Other employers may want to keep the exact same deluxe plan–even though layoffs have reduced the group size to 9, from 99; mirror a health savings account program by adopting a plan with a high deductible and a high maximum; or even improve the benefits to take the sting out of the suspension of the 401(k) plan match.

A unit of MetLife Inc., New York, recently began rolling out the Benefits Bundle for Small Business. Employers with 10 to 99 employees can choose 2 of 3 core benefits–life insurance, long-term disability insurance or dental insurance–then let employees buy added coverage with no minimum participation requirements.

Humana Inc., Louisville, Ky., has set up an optional program that offers dental renewal rate discounts of up to 3% as an incentive to reward group plan members for participating in wellness and condition management programs.

Insurers also are openly courting workers who are losing group dental benefits. Humana, for example, says it has started selling individual dental and vision products online, under the HumanaOne label. “With fewer employers offering group benefits, such as dental and vision, more people are turning to individual plans like HumanaOne,” the company says, assuring consumers that individual dental products work just like group dental products.

Guardian has introduced a program that permits employers to set up dental plans with a wide range of deductibles.

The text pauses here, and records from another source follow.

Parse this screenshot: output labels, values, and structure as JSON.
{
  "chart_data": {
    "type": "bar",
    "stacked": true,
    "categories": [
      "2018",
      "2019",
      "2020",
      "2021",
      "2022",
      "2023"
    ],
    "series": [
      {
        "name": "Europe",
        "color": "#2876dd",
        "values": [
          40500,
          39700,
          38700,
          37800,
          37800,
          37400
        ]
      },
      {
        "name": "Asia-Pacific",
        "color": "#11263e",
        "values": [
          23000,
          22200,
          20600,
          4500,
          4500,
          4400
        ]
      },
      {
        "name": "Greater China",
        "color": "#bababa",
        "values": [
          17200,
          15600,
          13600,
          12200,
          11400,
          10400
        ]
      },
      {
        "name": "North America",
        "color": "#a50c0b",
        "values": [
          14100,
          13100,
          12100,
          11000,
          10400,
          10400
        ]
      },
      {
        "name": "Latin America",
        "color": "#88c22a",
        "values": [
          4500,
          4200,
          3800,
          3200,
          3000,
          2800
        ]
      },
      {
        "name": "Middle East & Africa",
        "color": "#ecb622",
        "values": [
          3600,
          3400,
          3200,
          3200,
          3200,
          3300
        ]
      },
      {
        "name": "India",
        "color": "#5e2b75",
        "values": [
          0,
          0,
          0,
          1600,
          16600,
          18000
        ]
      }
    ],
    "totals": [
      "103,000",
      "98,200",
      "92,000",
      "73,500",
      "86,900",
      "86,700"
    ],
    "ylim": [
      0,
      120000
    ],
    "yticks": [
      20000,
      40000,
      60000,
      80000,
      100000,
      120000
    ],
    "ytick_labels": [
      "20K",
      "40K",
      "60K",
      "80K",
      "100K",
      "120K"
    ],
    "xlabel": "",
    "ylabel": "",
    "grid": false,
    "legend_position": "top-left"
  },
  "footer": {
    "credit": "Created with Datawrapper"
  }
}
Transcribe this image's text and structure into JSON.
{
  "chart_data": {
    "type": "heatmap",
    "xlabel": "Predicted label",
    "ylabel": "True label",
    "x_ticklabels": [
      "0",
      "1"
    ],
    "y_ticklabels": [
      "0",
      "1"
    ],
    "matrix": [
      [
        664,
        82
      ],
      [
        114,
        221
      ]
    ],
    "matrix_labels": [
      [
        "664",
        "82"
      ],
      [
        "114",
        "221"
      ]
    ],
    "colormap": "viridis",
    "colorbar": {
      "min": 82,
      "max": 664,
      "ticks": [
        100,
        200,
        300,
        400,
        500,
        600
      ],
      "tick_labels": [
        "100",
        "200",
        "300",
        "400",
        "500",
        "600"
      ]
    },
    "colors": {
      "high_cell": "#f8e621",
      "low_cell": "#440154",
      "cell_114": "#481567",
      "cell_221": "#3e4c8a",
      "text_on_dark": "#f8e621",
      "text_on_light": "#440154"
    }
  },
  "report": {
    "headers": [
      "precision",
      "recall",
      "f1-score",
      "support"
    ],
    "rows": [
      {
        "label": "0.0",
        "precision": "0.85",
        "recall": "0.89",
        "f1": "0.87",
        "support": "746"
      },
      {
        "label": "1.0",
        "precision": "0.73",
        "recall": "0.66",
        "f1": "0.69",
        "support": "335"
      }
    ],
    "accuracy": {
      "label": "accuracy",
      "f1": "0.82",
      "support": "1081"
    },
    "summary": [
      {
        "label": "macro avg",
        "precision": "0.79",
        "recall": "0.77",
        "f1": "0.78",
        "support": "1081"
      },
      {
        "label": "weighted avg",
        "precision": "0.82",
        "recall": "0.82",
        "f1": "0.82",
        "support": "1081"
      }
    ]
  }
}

The insureds with the highest deductibles can have an annual maximum of $3,000 to $5,000.

In addition to interest in a variety of deductible and annual maximum options, Swanker sees strong employer interest in holding down costs by redrawing the lines between preventive, basic and major services.

Many plans pay all or most of the cost of preventive services, a somewhat lower percentage of the cost of basic services, and a still lower percentage of the cost of major services.

That means moving a service such as crown restoration to the major services category, from the basic services category, can reduce claim costs, Swanker says.

One key to flexibility is an interest in being flexible, and another is having the right kinds of information technology systems and personnel.

“There’s a lot involved in developing the logic to make sure the claims system works,” Swanker says.

Knowing when requests cannot be accommodated, and how to come up with alternatives that may help a client meet the same objectives, is also important, he adds.

Plans Feel The Bite

Some months ago, as the recession was deepening, most employers told pollsters that they would try to maintain their benefits programs. Since then, the difficulty of doing business in a recession has hit home.

Health insurers such as WellPoint Inc., Indianapolis, and UnitedHealth Group Inc., Minnetonka, Minn., warned in their first-quarter financial reports that the recession has started to affect commercial medical plan enrollment. The same trends are affecting dental insurers.

WellPoint, for example, says its dental enrollment fell 9% in the first quarter, to 4.3 million, “primarily due to the loss of several large customers and sales continuing to lag due to a slowing economy.”

BNL Financial Corp., Austin, Texas, the parent of Brokers National Life Assurance Company, says its premium revenue fell 5.4% in the first quarter. That drop “was primarily due to a 4.8% decrease in group dental premium as a result of the impact of the recession on voluntary employee benefits,” BNL says.